Based on our results with AIC, we shouldn’t remove any predictors. However, when looking at p-values of the predictors from the original full model, we should remove the Education, Catholic, and Infant.Mortality predictors.
swiss.glm <- glm(Fertility_70 ~ Agriculture + Examination,family=binomial(link='logit'),data=swiss_df)
swiss.glm
##
## Call: glm(formula = Fertility_70 ~ Agriculture + Examination, family = binomial(link = "logit"),
## data = swiss_df)
##
## Coefficients:
## (Intercept) Agriculture Examination
## 9.69552 -0.06706 -0.37609
##
## Degrees of Freedom: 46 Total (i.e. Null); 44 Residual
## Null Deviance: 65.13
## Residual Deviance: 40.48 AIC: 46.48
summary(swiss.glm)
##
## Call:
## glm(formula = Fertility_70 ~ Agriculture + Examination, family = binomial(link = "logit"),
## data = swiss_df)
##
## Coefficients:
## Estimate Std. Error z value Pr(>|z|)
## (Intercept) 9.69552 3.30710 2.932 0.003371 **
## Agriculture -0.06706 0.03098 -2.165 0.030420 *
## Examination -0.37609 0.11286 -3.332 0.000861 ***
## ---
## Signif. codes: 0 '***' 0.001 '**' 0.01 '*' 0.05 '.' 0.1 ' ' 1
##
## (Dispersion parameter for binomial family taken to be 1)
##
## Null deviance: 65.135 on 46 degrees of freedom
## Residual deviance: 40.484 on 44 degrees of freedom
## AIC: 46.484
##
## Number of Fisher Scoring iterations: 5
These results actually have a higher AIC than the original full model (46.484 vs 44.887). Based on this, I believe we should pick the full model as our GLM model, even though the p-values are not statistically significant. This is because the lowest AIC, the full model, shows that this is the best fit, even though each predictor independently is not significant.

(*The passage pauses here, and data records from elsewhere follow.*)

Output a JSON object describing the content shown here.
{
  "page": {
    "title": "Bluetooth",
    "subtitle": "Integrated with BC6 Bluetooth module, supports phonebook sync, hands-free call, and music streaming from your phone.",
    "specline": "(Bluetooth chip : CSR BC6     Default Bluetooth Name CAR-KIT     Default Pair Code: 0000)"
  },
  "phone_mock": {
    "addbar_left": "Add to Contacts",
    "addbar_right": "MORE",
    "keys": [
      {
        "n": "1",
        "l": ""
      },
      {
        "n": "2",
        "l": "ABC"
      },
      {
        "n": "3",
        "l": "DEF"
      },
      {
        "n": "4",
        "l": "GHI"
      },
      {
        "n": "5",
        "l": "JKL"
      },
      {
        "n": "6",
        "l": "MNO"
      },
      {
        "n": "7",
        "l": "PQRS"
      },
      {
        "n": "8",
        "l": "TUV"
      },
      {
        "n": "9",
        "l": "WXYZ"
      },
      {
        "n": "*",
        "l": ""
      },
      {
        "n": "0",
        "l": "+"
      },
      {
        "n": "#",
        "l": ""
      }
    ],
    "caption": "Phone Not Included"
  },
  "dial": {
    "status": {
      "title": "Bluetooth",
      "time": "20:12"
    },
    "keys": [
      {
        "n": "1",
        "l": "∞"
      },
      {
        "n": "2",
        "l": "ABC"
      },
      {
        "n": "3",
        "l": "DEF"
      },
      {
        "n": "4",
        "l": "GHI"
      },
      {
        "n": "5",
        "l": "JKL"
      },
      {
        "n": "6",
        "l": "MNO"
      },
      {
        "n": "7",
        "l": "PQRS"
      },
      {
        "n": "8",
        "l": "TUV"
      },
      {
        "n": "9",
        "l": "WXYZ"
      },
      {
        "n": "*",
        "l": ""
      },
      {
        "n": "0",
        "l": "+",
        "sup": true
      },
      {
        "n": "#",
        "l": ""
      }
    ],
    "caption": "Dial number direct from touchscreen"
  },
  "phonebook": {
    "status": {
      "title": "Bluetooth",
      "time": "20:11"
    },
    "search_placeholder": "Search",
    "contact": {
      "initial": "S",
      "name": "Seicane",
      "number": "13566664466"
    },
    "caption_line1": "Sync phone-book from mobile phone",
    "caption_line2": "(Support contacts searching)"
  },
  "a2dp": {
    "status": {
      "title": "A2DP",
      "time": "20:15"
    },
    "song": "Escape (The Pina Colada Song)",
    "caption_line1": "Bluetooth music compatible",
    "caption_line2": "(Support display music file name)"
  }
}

\[ {Log}_e(\frac{p}{1-p}) = 4.828 - Agriculture_i 0.096 - Education_i 0.121 - Examination_i 0.321 + Catholic_i 0.021 + Infant.Mortality_i 0.291 \]
To find the interpretation of each of the predictors, we’ll take the log odds of each.
agriculture <- exp(-0.09615)
Education <- exp(-0.12078)
Examination <- exp(-0.32116)
Catholic <- exp(0.02078)
Infant.Mortality <- exp(0.29078)
Increasing Agriculture by 1 unit decreases the odds of fertility > 70 by ~9% (1-0.91). Increasing Education by 1 unit decreases the odds of fertility > 70 by 11% (1-0.89). Increasing Examination by 1 unit decreases the odds of fertility > 70 by 27% (1-0.73). Increasing Catholic by 1 unit increases the odds of fertility > 70 by 2%. Increasing infant mortality by one unit increases the odds of fertility > 70 by 34%. The intercept is useless because zero values are not present in the data.